Technology companies including Fujitsu and Salesforce are partnering with researchers, in collaborations known as Sci-eye and Sharkeye, to develop algorithms that can identify numerous shark species under many different climatic and ocean conditions in real time.

Great White Shark Bites Down on a Submarine Drone
See what happens to a drone being used to observe the behaviour of great white sharks.

While drone observation systems are deployed with a focus on protecting people, they play a critical role in helping sharks, too.
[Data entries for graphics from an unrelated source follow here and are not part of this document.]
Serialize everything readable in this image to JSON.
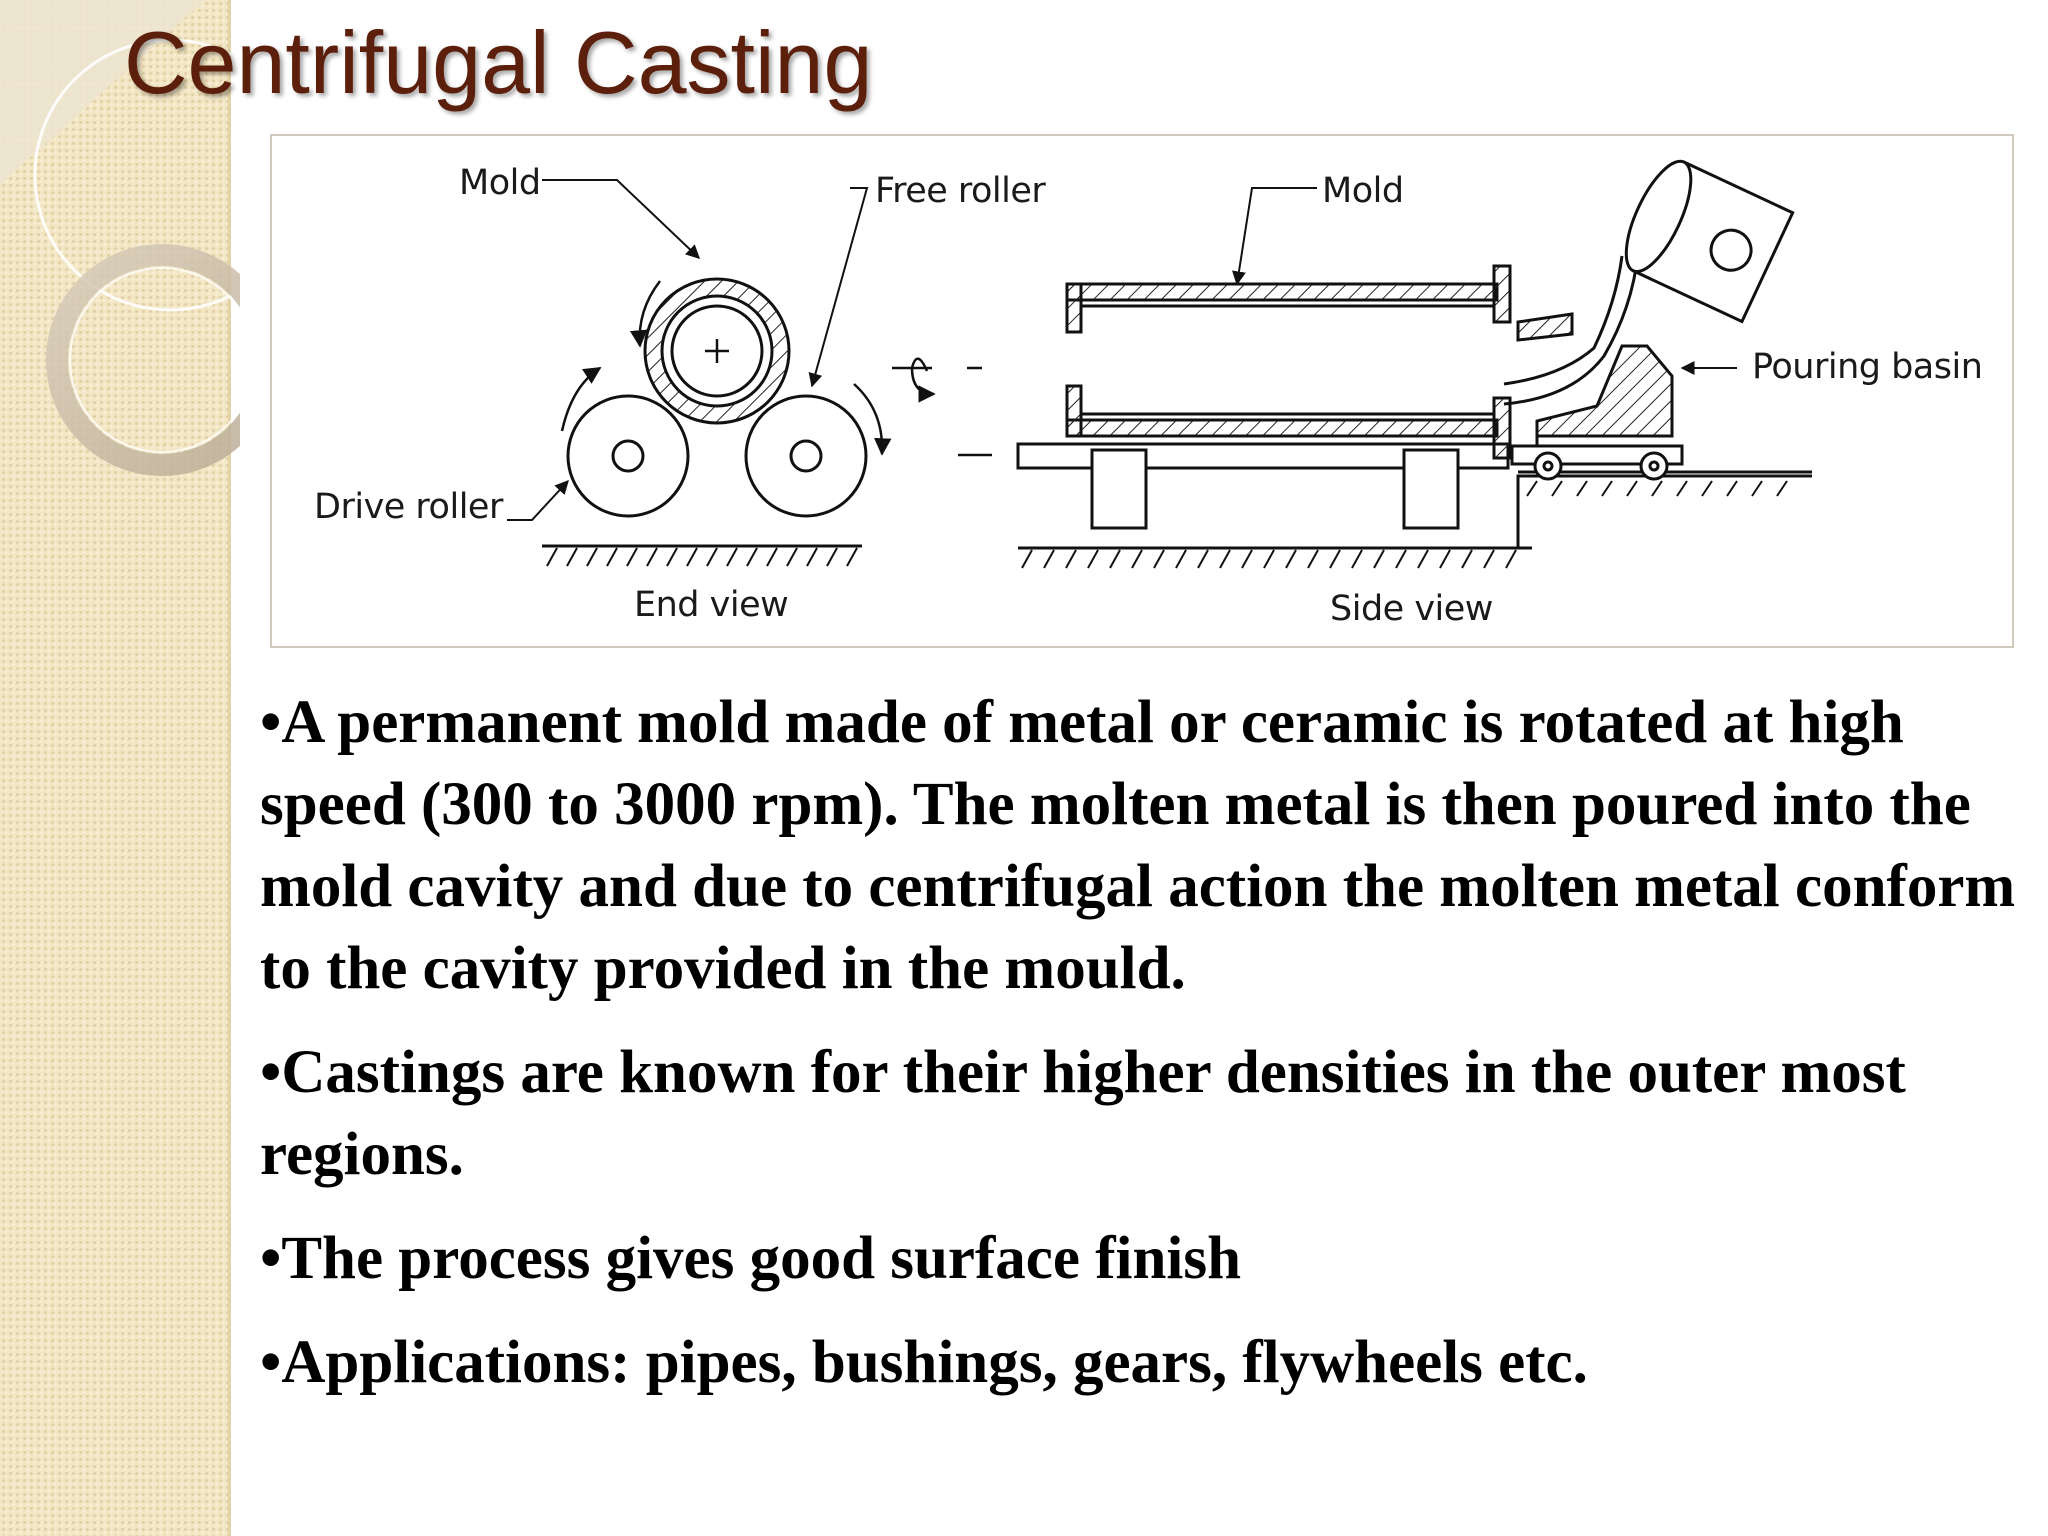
{
  "slide": {
    "title": "Centrifugal Casting"
  },
  "diagram": {
    "labels": {
      "mold_left": "Mold",
      "free_roller": "Free roller",
      "mold_right": "Mold",
      "pouring_basin": "Pouring basin",
      "drive_roller": "Drive roller",
      "end_view": "End view",
      "side_view": "Side view"
    }
  },
  "bullets": [
    {
      "bullet": "•",
      "text": "A permanent mold made of metal or ceramic is rotated at high speed (300 to 3000 rpm). The molten metal is then poured into the mold cavity and due to centrifugal action the molten metal conform to the cavity provided in the mould."
    },
    {
      "bullet": "•",
      "text": "Castings are known for their higher densities in the outer most regions."
    },
    {
      "bullet": "•",
      "text": "The process gives good surface finish"
    },
    {
      "bullet": "•",
      "text": "Applications: pipes, bushings, gears, flywheels etc."
    }
  ]
}
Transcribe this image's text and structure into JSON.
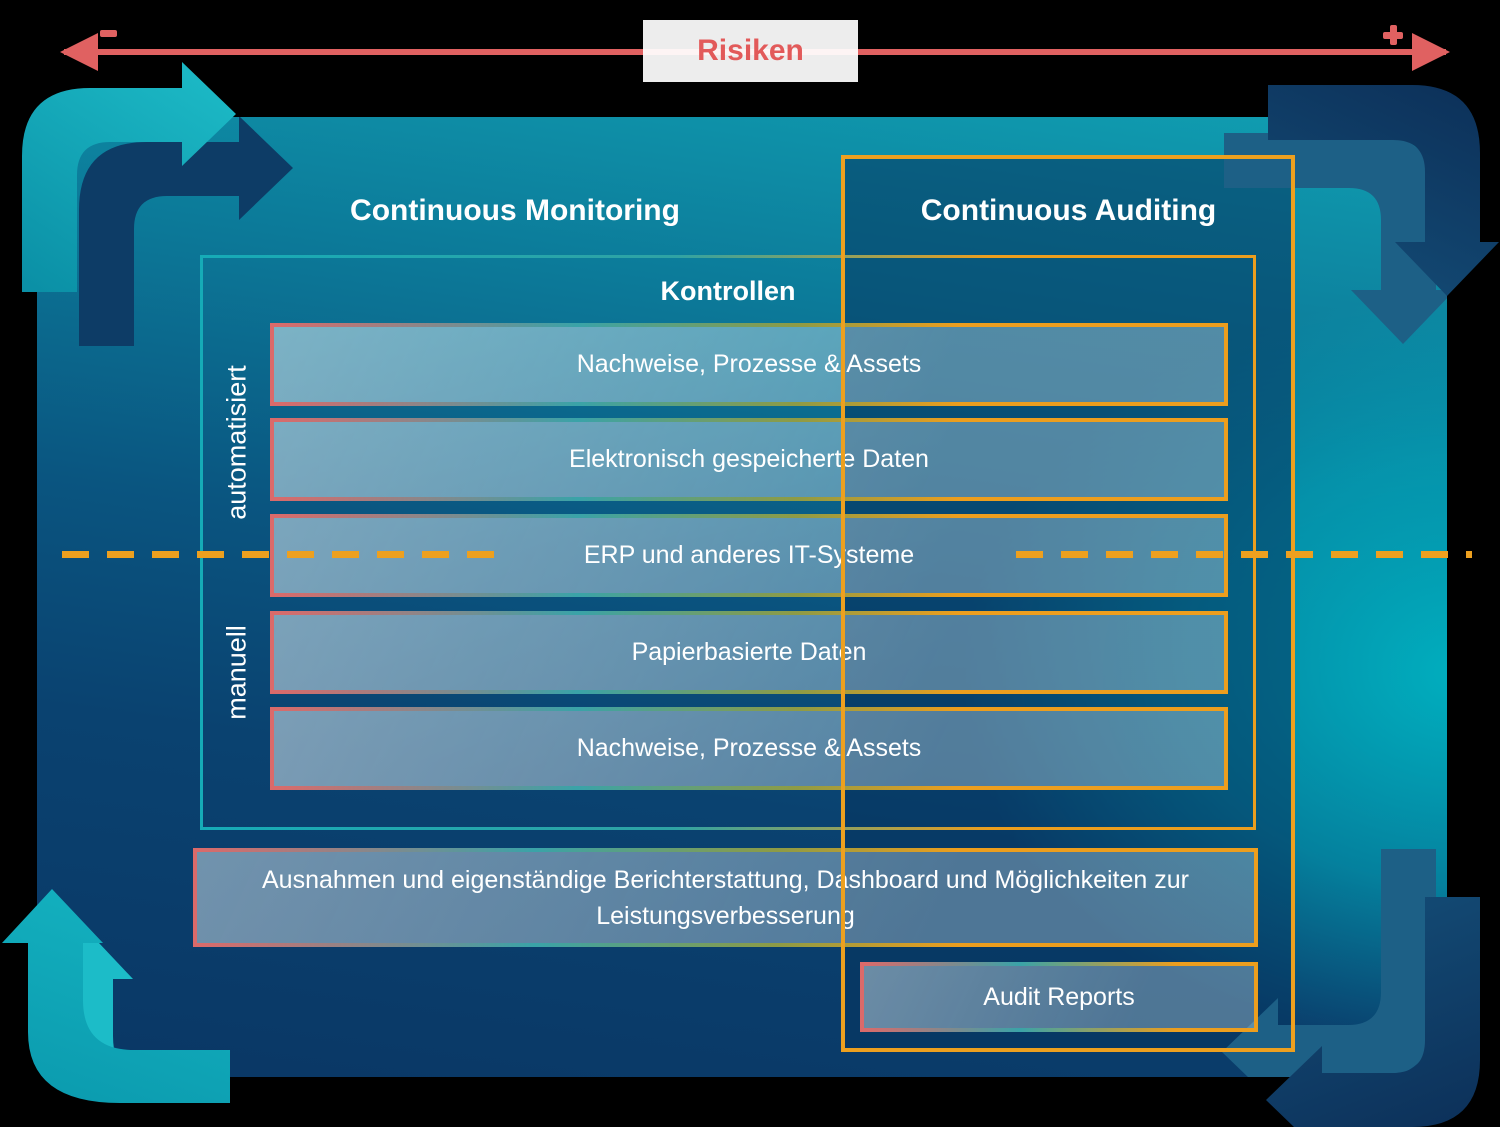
{
  "risk_axis": {
    "label": "Risiken",
    "minus_symbol": "-",
    "plus_symbol": "+"
  },
  "columns": {
    "monitoring_title": "Continuous Monitoring",
    "auditing_title": "Continuous Auditing"
  },
  "kontrollen": {
    "title": "Kontrollen",
    "rows": [
      "Nachweise, Prozesse & Assets",
      "Elektronisch gespeicherte Daten",
      "ERP und anderes IT-Systeme",
      "Papierbasierte Daten",
      "Nachweise, Prozesse & Assets"
    ]
  },
  "side_labels": {
    "automated": "automatisiert",
    "manual": "manuell"
  },
  "bottom": {
    "exceptions_text": "Ausnahmen und eigenständige Berichterstattung, Dashboard und Möglichkeiten zur Leistungsverbesserung",
    "audit_reports": "Audit Reports"
  },
  "icons": {
    "cycle_arrows": "four L-bend arrows circulating clockwise",
    "risk_arrows": "double-headed horizontal axis arrow"
  },
  "colors": {
    "salmon": "#E06161",
    "orange": "#EDA01F",
    "teal": "#0FB0BF",
    "navy": "#0E3A64",
    "panel_dark": "#0A3765",
    "panel_teal": "#109FB2",
    "text": "#FFFFFF"
  }
}
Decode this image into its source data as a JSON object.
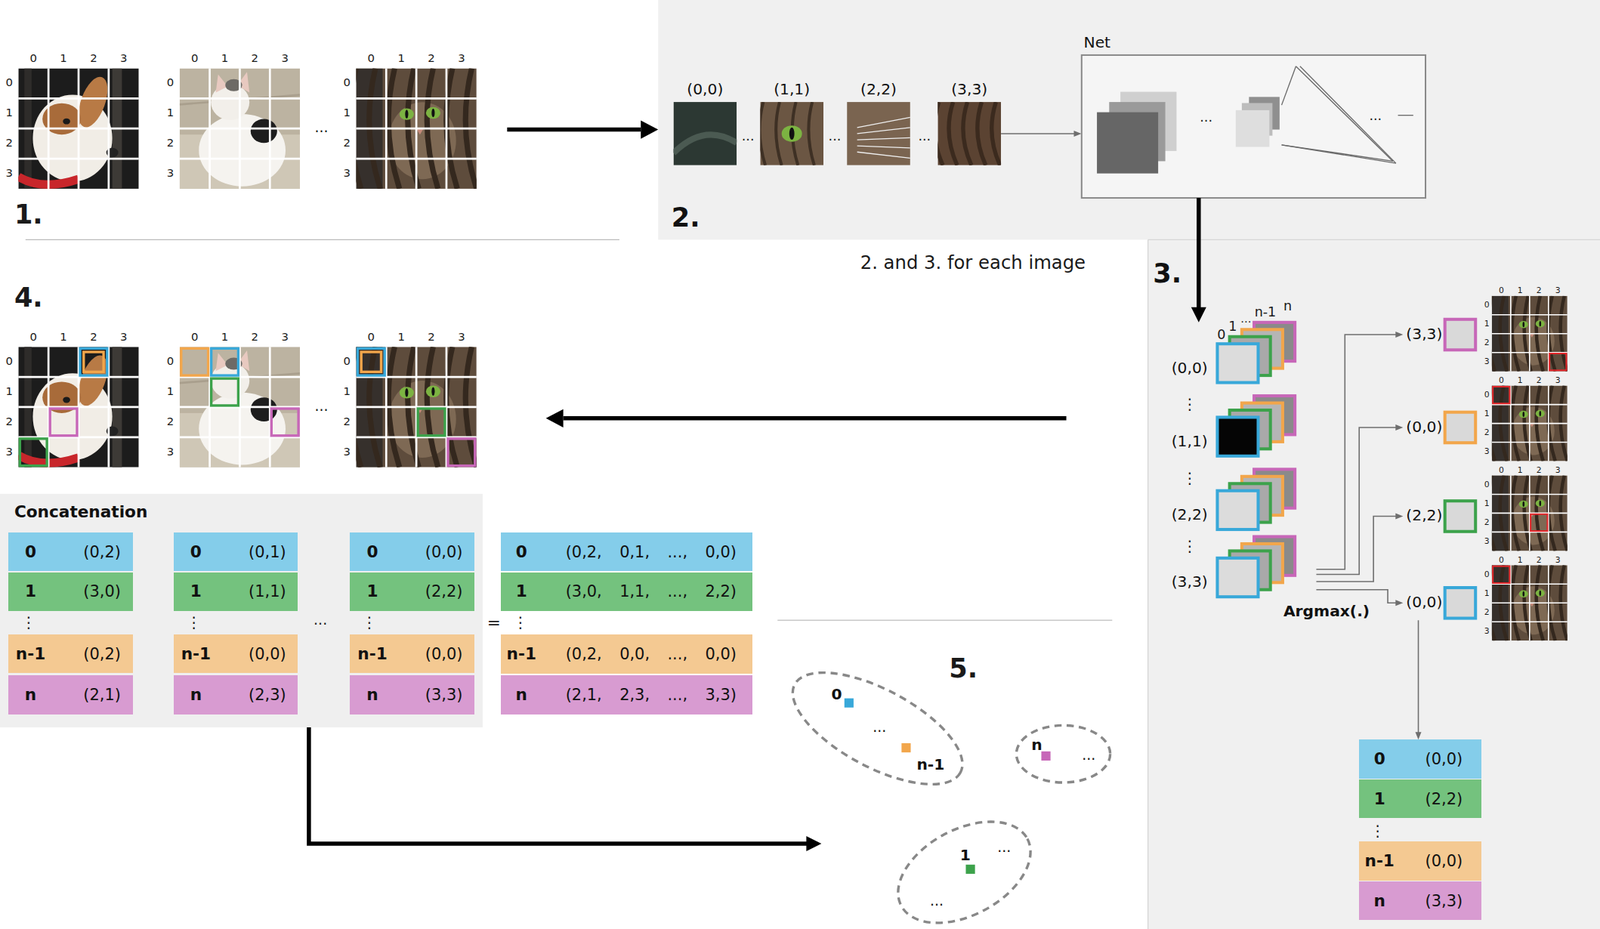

For example, Butcher says that drones offer a humane alternative to shark nets, which Australia’s local governments have used since the 1950s to physically keep sharks away from beaches. 

These large nets, installed about 1,500 feet from shore, can ensnare and harm smaller sharks as well as dolphins and other animals, including endangered species.

“It used to be that people just said, ‘Let’s get rid of those animals,’” Butcher notes. “Now they still want protection, but they want programs that don’t have adverse effects” for the sharks.

Sharing the waves

Spurgeon and Butcher also hope their drone research can dispel some misperceptions about sharks, which have been swimming Earth’s oceans for 400 million years.

“The greatest myth that we’ve found during our current research is that everybody thinks there are local sharks sitting off their beaches,” Butcher says.

“But what we’ve shown is that sharks move great distances”—sometimes more than 120 miles a day, he says. “So if you see a shark off your beach on any given day, you can guess that it’s going to be a long way away by the next day.”

In California, Shark Lab’s drone-monitoring program also includes some beachside outreach, such as reminding the public that sharks need not pose a threat to humans if carefully monitored.

“People hear about sharks close to shore and they think they’ve come for people, but all they’re looking for is stingray,” says Spurgeon. “And they’re so easily scared—we have footage of a shark being spooked by a piece of kelp.”

In the final analysis, Spurgeon says, “All of our efforts are both about protecting the public and about raising awareness that people are sharing an important habitat with these baby white sharks.”